One of the oldest is Dirk Hofman Motorhomes. The simple white sign has been spotted at many races including those beyond Belgium. I’ve not spotted it this year. There was one at the Louisville cyclo-cross worlds but I think this was a play on the meme as the text layout was different. It’s become an internet thing with a twitter account, t-shirts, someone’s registered the .com internet domain and even British rock bands are exploiting it.
The business behind is simple, it sells and rents out camper vans. Two years ago your correspondent called the company to ask for a quick interview but… they said didn’t want the publicity. Irony aside perhaps they were shy about being called out for their ambush marketing?
Another common sight is a man waving a LUC banner. You can see it several times in a race but actually it is one man called Luc from Geraardsbergen in East Flanders. He started out with a banner saying “Boeketje” which was the name of his wife’s shop… but he got divorced and he found himself with a lot of free time at the weekends to follow his sport. According to Het Nieuwsblad he uses a scooter to hop across his home region with the aim of getting himself and his Luc flag filmed several times during a race. He even carries a portable TV so he can instantly check whether he scored or not.
“Tornado Tom” is one of Tom Boonen’s nicknames but no moniker has ever stuck. As proof the nickname isn’t exclusive, someone pops up at races with a giant pink “Tornado Tom Frits” banner. This an elusive one, frits is dialect for fries but I can’t find any related restaurant or van.
One observation here is that if these people go to great lengths to display their banners besides the road, finding the actual business they’re promoting is harder. Try finding them on Google or even Belgium’s Golden Pages phone book and you reach a dead end. For example, Tornado Tom Frits has proved impossible. Tracking down Dirk Hofman brings up more jokes, merchandising and other derivative content from cycling fans than the actual business itself.
As seen on TV
Luc, Dirk Hofman and Tornado Tom are three flags but there are more. Didi Senft is better known as The Devil, the man who waves a trident at the Tour de France and other races. It’s fun and amusing but he’s made a small business out of the notoriety too. Similarly the Tour de France shows off the work of farmers as they decorate fields to welcome the race but it’s business again and part of a plan coordinated by the FNSEA union, France’s largest agricultural lobby group.
Obviously there are the official sponsors who get to string their corporate banners on crash barriers and hoardings or even get an inflatable arch over the road in the last few kilometres. But sometimes these signs are so much part of the landscape we don’t notice them as much as someone waving a large pink bedsheet held between two broom handles.
Others businesses try to get in on the act. Watch a race and it’s common to see trucks and trailers parked along the route, even standing in the middle of the field. The idea seems to be that the company get get their truck on TV although you wonder whether it ever brings in any business.

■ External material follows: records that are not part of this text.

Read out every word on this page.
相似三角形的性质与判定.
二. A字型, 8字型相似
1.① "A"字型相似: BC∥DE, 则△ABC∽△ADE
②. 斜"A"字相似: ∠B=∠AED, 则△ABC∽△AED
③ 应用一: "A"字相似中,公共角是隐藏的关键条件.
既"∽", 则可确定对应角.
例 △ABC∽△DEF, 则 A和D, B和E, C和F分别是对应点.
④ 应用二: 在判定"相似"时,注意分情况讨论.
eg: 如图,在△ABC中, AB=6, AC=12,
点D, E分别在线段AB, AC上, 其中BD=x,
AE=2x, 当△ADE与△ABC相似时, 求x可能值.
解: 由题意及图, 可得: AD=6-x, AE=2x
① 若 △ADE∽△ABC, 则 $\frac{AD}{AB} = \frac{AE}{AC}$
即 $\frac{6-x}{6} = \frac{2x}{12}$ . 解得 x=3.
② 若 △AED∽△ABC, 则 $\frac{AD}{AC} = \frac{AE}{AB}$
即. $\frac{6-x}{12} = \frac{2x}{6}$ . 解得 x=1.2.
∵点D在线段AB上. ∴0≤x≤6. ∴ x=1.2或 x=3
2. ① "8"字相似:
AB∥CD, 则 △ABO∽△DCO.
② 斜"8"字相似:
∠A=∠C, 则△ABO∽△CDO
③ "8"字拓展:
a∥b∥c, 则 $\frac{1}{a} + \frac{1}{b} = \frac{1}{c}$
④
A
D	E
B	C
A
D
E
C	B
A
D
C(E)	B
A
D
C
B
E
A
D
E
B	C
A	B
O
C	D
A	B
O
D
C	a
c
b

1.067.922 (67,9%) Vlamingen keken gisteren naar Gent-Wevelgem. Meer dan dubbel zoveel als in 2012. Om 17u07 zelfs 1.364.000 (67,9%) #record
— Karl Vannieuwkerke (@Vannieuwkerke) March 25, 2013
The answer might be yes. The tweet above is from Belgian sports journalist and TV presenter. During last Sunday’s Gent-Wevelgem, one in six of the Flemish population were watching the race on TV, a crushing 68% of the audience share.
Hijacking is a serious thing. At the last Olympic games people were employed to check what clothes being worn by spectators in case they promoted, say, Pepsi instead of games sponsor Coca-Cola. Riders in the cycling events had to use bikes where even the decals on the frames were controlled in case they gave too much publicity away. Perhaps this is too serious but the fact that these things are codified and enforced by lawyers and the courts shows the money at stake. Of course you can control a stadium or a frame but a bike race is very different. You can’t stop Luc of Geraardsbergen.
Watch the Belgian classics for a few years and these flags and banners are like old friends that reappear at the roadside or a sign of spring like the sound of a cuckoo. But like the politicians with their flags, it can be serious. As fun as they are these attempts can hijack sponsors who’ve paid good money to support the race.
Such is the popularity of the race these banners are easier to find than the businesses behind them. Dirk Hofman, Tornado Tom Frits and Luc are seen around the world from California to Queensland. Unknowingly some of these Belgians are the match of any viral marketing agency.